On the contrary, there was an abundance of verifiable evidence that has been ignored, contained in, inter alia, the Lessons Learnt Reconciliation Commission (LLRC), the ‘Paranagama Commission’, reports from the UN and international agencies including the UNDP, UNICEF and the ICRC, as well as information presented before the UK House of Lords by Lord Naseby challenging among other things the vastly-exaggerated civilian casualty figures. Expert opinions including by international legal luminaries, as well as dispatches in real time by Colonel Anton Gash, Military Attaché of the British High Commission in Colombo and statements by Lt. Col. Lawrence Smith who had served as Defence Attaché of the US Embassy during the last phase of the conflict, also contested this narrative. 

Ambassador Aryasinha also observed that, having had Sri Lanka co-sponsor UN Resolution 30/1 in October 2015 and extracted a commitment that Sri Lanka would initiate an accountability mechanism which would include foreign judges and lawyers, which was unconstitutional, for five years neither the UN bodies nor the US and other proponents of this resolution, pressed the previous Government to carry out its promises. 
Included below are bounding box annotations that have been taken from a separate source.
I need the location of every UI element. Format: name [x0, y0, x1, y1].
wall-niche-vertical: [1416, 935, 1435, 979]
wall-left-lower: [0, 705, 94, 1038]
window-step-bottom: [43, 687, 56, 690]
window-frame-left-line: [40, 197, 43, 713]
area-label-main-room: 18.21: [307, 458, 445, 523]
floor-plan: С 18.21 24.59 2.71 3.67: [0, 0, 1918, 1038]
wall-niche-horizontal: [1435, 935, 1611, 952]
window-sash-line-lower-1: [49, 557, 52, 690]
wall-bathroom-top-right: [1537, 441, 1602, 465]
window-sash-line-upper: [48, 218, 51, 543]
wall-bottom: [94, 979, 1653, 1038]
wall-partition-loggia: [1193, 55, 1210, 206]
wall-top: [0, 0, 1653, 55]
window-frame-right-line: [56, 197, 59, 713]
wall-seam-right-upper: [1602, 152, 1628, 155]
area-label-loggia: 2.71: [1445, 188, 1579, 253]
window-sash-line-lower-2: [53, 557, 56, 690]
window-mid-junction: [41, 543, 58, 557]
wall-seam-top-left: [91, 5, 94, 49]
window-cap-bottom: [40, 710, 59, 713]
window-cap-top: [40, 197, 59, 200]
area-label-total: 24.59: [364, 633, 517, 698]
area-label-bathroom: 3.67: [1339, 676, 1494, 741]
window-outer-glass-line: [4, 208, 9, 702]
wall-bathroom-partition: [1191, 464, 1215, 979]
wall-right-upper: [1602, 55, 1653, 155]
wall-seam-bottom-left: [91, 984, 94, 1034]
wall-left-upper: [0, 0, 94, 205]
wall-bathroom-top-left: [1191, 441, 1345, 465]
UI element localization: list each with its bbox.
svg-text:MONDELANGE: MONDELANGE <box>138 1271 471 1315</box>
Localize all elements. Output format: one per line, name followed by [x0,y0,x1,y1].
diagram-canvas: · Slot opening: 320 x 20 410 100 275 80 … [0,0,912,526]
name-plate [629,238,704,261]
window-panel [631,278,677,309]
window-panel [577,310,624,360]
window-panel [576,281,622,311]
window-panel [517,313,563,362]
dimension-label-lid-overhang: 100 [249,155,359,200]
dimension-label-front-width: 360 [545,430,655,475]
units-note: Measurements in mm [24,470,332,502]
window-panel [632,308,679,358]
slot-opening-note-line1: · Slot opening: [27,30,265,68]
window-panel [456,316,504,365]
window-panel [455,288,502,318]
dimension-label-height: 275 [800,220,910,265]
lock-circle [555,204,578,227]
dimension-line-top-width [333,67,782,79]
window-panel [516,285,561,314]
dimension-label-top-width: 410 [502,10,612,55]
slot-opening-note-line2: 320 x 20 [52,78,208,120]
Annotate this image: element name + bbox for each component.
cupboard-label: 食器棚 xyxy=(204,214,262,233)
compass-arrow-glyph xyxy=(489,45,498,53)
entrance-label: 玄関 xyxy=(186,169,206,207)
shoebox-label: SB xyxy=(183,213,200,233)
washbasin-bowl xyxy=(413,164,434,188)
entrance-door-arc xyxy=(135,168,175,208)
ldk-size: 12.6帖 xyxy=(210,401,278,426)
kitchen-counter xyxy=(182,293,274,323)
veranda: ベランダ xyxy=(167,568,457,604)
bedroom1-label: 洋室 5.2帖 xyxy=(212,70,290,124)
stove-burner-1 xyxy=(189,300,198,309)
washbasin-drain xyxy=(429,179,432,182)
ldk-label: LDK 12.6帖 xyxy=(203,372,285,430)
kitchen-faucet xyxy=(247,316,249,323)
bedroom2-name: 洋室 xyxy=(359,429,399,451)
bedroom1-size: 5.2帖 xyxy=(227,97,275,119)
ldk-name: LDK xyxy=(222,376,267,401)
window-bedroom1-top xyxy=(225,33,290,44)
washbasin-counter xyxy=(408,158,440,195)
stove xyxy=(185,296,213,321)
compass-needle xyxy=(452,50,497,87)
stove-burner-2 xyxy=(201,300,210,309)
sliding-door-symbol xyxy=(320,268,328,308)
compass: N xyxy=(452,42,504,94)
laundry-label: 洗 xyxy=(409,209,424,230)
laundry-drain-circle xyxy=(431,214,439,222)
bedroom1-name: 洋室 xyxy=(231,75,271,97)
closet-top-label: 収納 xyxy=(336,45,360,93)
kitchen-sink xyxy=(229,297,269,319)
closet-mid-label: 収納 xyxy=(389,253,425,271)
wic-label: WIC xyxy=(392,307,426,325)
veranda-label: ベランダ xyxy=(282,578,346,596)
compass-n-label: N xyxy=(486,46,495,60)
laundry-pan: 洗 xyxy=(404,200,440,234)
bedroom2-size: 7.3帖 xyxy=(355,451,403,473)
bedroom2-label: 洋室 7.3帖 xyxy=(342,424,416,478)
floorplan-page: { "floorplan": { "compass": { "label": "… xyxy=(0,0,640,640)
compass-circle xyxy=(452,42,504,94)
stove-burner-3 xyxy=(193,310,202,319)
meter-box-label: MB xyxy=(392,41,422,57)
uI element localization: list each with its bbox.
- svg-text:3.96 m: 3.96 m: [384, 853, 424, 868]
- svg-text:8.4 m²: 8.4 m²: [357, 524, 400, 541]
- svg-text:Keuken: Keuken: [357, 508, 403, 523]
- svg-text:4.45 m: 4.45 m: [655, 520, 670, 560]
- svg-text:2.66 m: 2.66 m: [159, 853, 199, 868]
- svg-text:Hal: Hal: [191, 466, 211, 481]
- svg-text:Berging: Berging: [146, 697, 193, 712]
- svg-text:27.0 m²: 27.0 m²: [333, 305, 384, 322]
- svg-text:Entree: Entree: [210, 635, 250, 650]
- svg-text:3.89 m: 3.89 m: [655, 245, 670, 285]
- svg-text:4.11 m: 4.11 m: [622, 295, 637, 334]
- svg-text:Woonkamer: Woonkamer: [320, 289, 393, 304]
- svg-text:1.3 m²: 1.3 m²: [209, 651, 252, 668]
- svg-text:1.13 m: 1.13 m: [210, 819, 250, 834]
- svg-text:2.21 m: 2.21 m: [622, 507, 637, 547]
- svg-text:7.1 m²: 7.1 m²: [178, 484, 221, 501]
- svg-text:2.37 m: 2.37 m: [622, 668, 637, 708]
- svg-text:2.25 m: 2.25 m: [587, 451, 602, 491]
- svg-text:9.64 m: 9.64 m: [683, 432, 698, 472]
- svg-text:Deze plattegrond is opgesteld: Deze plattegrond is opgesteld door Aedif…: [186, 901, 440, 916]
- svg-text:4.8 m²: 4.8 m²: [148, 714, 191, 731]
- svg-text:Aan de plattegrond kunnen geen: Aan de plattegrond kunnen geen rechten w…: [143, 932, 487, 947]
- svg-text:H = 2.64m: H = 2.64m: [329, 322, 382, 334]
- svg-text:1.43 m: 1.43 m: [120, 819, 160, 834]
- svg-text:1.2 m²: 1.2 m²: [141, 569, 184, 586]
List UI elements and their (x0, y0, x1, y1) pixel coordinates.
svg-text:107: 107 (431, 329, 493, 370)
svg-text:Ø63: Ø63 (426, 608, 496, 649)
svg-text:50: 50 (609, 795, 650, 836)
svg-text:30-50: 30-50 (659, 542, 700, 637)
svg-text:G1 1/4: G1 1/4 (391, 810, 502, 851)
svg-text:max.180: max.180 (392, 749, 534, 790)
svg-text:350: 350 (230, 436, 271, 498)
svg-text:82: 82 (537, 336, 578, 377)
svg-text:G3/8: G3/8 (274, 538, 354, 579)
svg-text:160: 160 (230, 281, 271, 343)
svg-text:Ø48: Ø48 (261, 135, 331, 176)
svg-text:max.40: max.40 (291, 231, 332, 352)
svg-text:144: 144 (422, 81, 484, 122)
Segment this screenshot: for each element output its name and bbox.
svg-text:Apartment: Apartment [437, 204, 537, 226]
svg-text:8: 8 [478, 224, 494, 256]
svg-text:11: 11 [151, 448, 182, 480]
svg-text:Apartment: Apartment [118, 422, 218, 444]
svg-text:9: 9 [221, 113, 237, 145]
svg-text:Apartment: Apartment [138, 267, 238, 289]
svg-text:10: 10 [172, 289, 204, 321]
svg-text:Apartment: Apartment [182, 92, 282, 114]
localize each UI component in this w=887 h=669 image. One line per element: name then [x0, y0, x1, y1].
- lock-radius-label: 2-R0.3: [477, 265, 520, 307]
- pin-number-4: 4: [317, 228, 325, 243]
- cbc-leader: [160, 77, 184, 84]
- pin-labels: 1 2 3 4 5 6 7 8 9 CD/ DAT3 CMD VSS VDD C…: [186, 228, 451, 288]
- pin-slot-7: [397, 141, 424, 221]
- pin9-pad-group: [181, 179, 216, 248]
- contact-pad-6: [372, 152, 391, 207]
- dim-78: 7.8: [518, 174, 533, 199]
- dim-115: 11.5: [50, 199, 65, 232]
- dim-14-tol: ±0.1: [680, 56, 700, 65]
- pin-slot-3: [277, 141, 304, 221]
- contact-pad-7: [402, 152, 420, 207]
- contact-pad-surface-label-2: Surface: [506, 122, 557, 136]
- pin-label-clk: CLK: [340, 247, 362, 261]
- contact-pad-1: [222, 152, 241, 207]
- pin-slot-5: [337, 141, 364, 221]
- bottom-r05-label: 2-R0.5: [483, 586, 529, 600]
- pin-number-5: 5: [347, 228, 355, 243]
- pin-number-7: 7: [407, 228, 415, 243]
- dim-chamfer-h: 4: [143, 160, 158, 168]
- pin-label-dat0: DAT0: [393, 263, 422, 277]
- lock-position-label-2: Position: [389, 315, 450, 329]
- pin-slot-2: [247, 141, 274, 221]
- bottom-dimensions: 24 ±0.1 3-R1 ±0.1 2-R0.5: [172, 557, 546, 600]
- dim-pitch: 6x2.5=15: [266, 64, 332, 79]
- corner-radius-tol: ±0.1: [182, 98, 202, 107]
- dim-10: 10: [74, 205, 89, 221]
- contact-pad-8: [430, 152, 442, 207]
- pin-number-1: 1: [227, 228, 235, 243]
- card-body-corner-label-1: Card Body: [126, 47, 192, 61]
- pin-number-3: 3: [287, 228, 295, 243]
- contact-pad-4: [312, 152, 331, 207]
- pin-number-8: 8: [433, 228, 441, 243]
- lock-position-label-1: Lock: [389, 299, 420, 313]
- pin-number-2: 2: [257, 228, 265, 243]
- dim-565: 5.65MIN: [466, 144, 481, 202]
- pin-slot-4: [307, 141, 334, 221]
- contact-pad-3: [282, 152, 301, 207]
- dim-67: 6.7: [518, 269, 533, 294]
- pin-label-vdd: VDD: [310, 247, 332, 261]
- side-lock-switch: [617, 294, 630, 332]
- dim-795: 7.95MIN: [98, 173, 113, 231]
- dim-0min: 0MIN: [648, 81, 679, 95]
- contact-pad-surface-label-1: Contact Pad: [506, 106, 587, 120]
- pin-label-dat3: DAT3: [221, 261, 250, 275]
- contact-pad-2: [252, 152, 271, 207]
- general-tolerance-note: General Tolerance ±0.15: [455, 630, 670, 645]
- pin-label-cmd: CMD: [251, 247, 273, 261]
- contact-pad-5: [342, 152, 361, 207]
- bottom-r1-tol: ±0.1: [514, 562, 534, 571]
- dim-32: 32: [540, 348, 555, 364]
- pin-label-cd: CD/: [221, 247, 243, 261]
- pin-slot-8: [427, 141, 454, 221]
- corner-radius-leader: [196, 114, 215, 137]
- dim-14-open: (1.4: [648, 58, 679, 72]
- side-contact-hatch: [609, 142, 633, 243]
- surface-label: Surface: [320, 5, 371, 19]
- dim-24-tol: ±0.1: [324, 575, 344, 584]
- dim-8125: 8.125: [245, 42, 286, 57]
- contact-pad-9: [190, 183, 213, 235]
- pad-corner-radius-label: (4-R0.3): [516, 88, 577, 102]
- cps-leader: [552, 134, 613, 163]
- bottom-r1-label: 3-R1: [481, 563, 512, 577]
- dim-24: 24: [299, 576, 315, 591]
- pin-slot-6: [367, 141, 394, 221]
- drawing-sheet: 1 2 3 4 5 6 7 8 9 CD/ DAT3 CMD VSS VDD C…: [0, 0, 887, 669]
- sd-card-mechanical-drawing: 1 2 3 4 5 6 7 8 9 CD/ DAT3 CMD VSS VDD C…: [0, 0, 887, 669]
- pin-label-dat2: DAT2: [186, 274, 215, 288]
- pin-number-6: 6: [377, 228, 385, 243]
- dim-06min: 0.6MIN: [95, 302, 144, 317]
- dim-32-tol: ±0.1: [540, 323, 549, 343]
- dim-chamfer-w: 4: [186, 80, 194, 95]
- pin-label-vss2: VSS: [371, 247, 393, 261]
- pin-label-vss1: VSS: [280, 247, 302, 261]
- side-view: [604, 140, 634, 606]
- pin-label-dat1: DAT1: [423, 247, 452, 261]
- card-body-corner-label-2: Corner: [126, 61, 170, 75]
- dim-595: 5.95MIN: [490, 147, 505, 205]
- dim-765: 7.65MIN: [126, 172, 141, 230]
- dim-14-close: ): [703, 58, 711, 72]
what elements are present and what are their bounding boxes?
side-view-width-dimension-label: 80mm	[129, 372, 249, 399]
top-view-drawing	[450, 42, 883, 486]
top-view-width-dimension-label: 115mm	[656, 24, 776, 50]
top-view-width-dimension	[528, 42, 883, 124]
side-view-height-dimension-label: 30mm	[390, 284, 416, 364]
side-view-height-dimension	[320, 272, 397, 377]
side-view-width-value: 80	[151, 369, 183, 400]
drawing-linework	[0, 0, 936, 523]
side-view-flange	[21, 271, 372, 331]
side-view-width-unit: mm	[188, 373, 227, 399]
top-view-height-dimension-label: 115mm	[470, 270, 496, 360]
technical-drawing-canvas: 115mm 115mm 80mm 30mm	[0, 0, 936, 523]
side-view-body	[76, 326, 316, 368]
He said, calling for an ‘international mechanism’ at this juncture was sinister, at a time the present Government had provided a credible transparent domestic process to address the concerns raised, by in January 2021 instituting a Presidential Commission of Inquiry (PCOI), which had on 4 March “invited any person, persons or organisations to submit written representations or information or any other material which relates to the above for the Commission to inquire”. The Commission has been conducting hearings since April and heard testimony from witnesses.